In this post I want to explore inflating Git objects, in particular, commit objects. But first, what are Git objects?
Git Objects
Git stores the information in the object database, that you can find under the .git/objects
directory. There are three types of objects: Tree, Commit, and Blob.
- Git creates “Tree objects” for every directory in the project with the path. Also, it has the list of the content of that directory with the hash of each element.
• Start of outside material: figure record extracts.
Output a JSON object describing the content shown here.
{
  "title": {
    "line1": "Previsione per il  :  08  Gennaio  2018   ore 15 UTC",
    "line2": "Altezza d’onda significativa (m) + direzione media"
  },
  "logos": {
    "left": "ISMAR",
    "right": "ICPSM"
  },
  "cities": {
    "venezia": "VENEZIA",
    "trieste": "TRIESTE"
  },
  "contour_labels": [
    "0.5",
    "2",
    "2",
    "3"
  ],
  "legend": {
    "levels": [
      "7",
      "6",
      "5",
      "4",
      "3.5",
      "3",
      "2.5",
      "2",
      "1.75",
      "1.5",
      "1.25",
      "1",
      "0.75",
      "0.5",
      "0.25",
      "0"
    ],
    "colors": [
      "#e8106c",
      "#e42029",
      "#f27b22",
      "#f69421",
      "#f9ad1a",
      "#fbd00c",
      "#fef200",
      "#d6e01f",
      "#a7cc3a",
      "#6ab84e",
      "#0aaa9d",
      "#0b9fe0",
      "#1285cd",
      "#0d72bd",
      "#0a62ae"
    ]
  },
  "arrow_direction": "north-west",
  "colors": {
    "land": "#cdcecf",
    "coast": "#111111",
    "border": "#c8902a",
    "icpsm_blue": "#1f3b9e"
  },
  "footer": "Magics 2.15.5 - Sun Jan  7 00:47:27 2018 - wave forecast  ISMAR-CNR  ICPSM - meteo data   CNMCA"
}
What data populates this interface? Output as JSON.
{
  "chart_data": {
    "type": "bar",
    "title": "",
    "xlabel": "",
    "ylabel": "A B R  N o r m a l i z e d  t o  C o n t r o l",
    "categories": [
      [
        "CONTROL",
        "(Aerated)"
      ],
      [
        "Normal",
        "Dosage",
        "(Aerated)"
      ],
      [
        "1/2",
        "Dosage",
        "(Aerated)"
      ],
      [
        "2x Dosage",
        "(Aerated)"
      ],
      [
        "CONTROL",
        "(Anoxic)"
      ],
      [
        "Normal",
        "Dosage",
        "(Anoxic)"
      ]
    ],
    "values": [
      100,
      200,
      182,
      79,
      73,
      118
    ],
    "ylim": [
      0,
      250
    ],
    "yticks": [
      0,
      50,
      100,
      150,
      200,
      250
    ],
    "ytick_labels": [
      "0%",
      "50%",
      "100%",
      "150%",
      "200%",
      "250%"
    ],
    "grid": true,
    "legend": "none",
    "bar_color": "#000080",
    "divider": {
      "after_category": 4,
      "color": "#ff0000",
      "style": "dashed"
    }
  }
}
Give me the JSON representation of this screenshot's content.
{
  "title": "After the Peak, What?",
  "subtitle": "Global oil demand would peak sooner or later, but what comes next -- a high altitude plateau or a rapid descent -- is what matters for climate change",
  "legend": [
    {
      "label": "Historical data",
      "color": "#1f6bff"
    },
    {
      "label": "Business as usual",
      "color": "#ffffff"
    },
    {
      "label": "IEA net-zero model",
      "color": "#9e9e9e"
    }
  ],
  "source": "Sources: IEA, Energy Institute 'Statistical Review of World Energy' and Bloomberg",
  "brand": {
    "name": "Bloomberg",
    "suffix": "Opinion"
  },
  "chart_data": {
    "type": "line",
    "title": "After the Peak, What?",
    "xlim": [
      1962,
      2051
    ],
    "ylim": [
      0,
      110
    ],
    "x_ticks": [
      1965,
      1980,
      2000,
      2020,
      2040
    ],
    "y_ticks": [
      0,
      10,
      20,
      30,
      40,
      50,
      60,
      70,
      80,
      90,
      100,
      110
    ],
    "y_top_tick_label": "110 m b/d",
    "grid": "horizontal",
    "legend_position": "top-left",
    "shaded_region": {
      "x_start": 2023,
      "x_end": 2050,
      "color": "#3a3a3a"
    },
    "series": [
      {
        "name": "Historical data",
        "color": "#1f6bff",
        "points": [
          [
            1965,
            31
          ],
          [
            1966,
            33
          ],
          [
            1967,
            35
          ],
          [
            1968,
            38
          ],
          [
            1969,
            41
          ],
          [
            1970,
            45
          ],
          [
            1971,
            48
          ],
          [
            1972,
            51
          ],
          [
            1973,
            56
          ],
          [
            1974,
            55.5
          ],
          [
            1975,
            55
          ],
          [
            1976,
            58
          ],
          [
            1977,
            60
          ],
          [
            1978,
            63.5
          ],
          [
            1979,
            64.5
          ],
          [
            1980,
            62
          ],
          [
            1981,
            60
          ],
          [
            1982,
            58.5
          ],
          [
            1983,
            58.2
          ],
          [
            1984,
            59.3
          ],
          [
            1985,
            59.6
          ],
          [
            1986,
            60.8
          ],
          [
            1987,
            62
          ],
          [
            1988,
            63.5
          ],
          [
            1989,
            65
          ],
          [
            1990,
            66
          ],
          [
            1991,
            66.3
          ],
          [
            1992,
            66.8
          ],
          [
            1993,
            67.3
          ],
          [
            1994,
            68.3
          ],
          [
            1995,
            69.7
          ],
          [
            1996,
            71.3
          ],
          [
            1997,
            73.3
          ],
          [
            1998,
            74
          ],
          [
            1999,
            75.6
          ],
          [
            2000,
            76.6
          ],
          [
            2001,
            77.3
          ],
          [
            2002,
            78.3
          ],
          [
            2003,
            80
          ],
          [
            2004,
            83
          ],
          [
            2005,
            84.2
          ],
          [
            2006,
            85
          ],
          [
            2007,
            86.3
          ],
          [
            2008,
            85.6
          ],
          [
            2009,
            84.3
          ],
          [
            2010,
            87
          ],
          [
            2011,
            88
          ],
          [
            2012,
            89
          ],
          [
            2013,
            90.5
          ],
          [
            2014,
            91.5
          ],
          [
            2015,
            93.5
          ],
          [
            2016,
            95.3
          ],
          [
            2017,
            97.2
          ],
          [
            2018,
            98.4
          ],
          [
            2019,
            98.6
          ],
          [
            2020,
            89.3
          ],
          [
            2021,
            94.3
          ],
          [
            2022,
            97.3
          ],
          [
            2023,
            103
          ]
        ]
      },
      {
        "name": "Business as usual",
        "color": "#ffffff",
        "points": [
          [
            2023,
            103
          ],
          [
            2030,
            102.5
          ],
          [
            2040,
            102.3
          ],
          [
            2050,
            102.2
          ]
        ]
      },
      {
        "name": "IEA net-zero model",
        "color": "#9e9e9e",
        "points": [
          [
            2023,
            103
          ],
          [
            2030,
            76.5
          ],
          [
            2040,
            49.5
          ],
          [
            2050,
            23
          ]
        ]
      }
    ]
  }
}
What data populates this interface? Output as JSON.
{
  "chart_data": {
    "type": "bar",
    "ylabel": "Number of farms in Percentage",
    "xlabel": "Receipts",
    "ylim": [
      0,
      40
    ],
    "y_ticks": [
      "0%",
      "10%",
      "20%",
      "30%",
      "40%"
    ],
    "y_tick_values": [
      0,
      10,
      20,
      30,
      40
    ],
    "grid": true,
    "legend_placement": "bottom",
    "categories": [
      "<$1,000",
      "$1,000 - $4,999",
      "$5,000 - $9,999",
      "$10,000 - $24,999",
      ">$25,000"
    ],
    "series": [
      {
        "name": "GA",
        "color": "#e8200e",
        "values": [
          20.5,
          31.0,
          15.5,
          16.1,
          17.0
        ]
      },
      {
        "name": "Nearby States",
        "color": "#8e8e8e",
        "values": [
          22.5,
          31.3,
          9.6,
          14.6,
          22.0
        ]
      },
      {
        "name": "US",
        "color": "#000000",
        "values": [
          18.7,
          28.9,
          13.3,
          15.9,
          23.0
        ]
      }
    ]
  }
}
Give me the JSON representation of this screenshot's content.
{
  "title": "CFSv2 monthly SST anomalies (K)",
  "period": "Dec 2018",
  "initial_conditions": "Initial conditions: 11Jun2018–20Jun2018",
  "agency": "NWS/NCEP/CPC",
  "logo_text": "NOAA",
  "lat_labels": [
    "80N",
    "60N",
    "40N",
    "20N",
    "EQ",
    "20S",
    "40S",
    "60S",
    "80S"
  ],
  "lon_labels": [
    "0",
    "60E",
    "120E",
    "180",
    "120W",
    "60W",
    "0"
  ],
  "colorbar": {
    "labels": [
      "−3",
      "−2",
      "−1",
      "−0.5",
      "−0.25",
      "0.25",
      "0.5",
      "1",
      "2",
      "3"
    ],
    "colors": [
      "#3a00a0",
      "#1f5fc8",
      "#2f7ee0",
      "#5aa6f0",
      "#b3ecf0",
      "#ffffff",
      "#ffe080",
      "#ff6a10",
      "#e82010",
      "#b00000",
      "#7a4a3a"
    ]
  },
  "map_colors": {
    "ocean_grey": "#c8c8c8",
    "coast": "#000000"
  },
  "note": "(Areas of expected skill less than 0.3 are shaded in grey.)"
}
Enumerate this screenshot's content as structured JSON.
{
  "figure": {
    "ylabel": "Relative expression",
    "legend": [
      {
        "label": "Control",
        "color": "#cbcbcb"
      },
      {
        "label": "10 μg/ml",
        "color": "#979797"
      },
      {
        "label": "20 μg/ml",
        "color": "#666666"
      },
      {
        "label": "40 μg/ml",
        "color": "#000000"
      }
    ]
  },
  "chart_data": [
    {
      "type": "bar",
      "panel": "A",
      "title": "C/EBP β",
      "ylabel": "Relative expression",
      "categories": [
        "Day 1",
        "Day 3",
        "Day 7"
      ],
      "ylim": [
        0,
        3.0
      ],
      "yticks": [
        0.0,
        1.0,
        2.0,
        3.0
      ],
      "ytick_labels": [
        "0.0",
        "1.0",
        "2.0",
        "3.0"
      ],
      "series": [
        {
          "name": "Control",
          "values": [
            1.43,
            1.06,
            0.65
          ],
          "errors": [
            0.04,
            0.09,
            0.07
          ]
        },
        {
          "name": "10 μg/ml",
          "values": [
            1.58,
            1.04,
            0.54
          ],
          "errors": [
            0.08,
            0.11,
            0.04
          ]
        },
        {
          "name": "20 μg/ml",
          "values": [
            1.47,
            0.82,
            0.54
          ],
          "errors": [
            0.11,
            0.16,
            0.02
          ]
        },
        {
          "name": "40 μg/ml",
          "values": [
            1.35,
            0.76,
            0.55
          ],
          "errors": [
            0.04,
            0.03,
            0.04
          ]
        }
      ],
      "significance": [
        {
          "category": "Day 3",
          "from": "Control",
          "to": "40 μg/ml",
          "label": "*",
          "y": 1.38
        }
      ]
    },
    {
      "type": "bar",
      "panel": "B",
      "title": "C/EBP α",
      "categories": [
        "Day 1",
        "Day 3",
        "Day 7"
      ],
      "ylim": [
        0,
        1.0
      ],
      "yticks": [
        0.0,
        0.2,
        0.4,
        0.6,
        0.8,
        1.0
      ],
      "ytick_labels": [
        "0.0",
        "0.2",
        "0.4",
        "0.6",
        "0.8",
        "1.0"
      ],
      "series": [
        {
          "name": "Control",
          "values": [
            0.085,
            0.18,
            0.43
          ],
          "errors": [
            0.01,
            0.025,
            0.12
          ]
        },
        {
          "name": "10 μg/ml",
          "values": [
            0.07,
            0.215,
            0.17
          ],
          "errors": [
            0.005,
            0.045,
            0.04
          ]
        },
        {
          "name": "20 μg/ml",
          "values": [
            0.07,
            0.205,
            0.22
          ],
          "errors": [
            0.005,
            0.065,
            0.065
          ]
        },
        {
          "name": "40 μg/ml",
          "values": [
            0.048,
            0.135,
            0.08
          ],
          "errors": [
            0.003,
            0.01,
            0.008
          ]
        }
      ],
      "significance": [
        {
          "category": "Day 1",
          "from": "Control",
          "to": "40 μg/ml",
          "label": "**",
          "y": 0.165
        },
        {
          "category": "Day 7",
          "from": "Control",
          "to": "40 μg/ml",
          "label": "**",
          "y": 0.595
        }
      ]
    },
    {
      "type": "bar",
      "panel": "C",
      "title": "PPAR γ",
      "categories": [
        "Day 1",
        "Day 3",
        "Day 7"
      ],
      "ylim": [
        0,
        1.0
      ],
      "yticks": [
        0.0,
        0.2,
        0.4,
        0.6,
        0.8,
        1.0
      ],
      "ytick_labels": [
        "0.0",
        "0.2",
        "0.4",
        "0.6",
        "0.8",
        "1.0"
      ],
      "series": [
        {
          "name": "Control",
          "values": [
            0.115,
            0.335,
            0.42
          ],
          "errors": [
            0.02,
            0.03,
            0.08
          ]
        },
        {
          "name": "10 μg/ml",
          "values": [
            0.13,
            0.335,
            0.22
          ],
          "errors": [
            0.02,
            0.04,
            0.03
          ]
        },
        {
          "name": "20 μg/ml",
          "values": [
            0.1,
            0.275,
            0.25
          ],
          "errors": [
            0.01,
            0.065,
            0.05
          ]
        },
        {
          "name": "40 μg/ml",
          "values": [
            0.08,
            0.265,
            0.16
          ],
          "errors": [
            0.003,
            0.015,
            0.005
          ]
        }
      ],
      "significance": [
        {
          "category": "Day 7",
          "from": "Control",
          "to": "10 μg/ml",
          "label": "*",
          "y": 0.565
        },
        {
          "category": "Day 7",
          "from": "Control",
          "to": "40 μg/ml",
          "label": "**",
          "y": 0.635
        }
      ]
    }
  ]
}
- “Commit objects” contain the information related to the commit like the tree (directory), commit message, author, parent commits, etc.
- And “Blob objects” are the contents of your files stored as binary data.
Taking a look at .git/objects
Let’s create a new folder
mkdir elixir-inflate
cd elixir-inflate
Initialize a git repository and add a commit with a test file
git init
echo "world" > "hello.txt"
git add hello.txt
git commit -m "My first commit"
Now let’s print the hash of the commit
git log --format="format:%H"
In my case 92a4b34fabdcf29a310372e709f737a3c645b3b6
If we look at the contents of .git/objects
we’ll see something like this:
.git/objects
├── 4b
│ └── 825dc642cb6eb9a060e54bf8d69288fbee4904
├── 7f
│ └── 2dbfa479cbe99062de2ef82b713f044c4406d8
├── 92
│ └── a4b34fabdcf29a310372e709f737a3c645b3b6
├── cc
│ └── 628ccd10742baea8241c5924df992b5c019f71
├── info
└── pack
I’ve used the tool tree
to get the content of the directory.
We can notice that there is a folder and a file with the same name as our commit hash
├── 92
│ └── a4b34fabdcf29a310372e709f737a3c645b3b6
and our commit hash is 92a4b34fabdcf29a310372e709f737a3c645b3b6
That’s the object for our commit. Git uses the first two characters of the hash as the folder name and the rest as the file name. Let’s look at the content.
cat .git/objects/92/a4b34fabdcf29a310372e709f737a3c645b3b6
And we get gibberish
'''K' ]s'w
41ƕ+=''%R'
s'^j''s<SS֔'''P'''m,''c'wj''!\N+v''WA~'b-WPvr'y'
''R't'''dn}''#''9=%
Inflating GIT objects with Elixir
Git objects are stored compressed with gzip, so we need to inflate the objects before inspecting them. We’ll create an Elixir script to do just that.
Create the file inflate.exs
at the root of elixir-inflate
directory and add the following:
compressed = IO.read(:stdio, :all)
z = :zlib.open()
:zlib.inflateInit(z)
[decompressed] = :zlib.inflate(z, compressed)
:zlib.close(z)
IO.puts decompressed
Let’s use our inflate
script to inflate the commit object
alias inflate='elixir inflate.exs'
cat .git/objects/92/a4b34fabdcf29a310372e709f737a3c645b3b6 | inflate
and now we can see the commit information.
commit 7f2dbfa479cbe99062de2ef82b713f044c4406d8
author Luis Ferreira <test@example.com> 1647778013 -0300
committer Luis Ferreira <test@example.com> 1647778013 -0300
My first commit
Let’s analyze the script
Let’s go bit by bit.
compressed = IO.read(:stdio, :all)
First, we read from the standard input.
z = :zlib.open()
:zlib.inflateInit(z)
We initialize the Erlang zlib
library to decompress (or inflate) the file.
[decompressed] = :zlib.inflate(z, compressed)
IO.puts decompressed
Finally, we inflate the contents of what we read from standard input and print it on the screen.
Conclusion
Git stores all the information in objects under the folder .git/objects
. There are three types of objects: commit, tree, and blob. We focused on the first type, ”commit objects”, and created a short elixir script to inflate them. As we can see, all the information related to commits is stored in commit objects. Try inflating the other types of objects to see the results.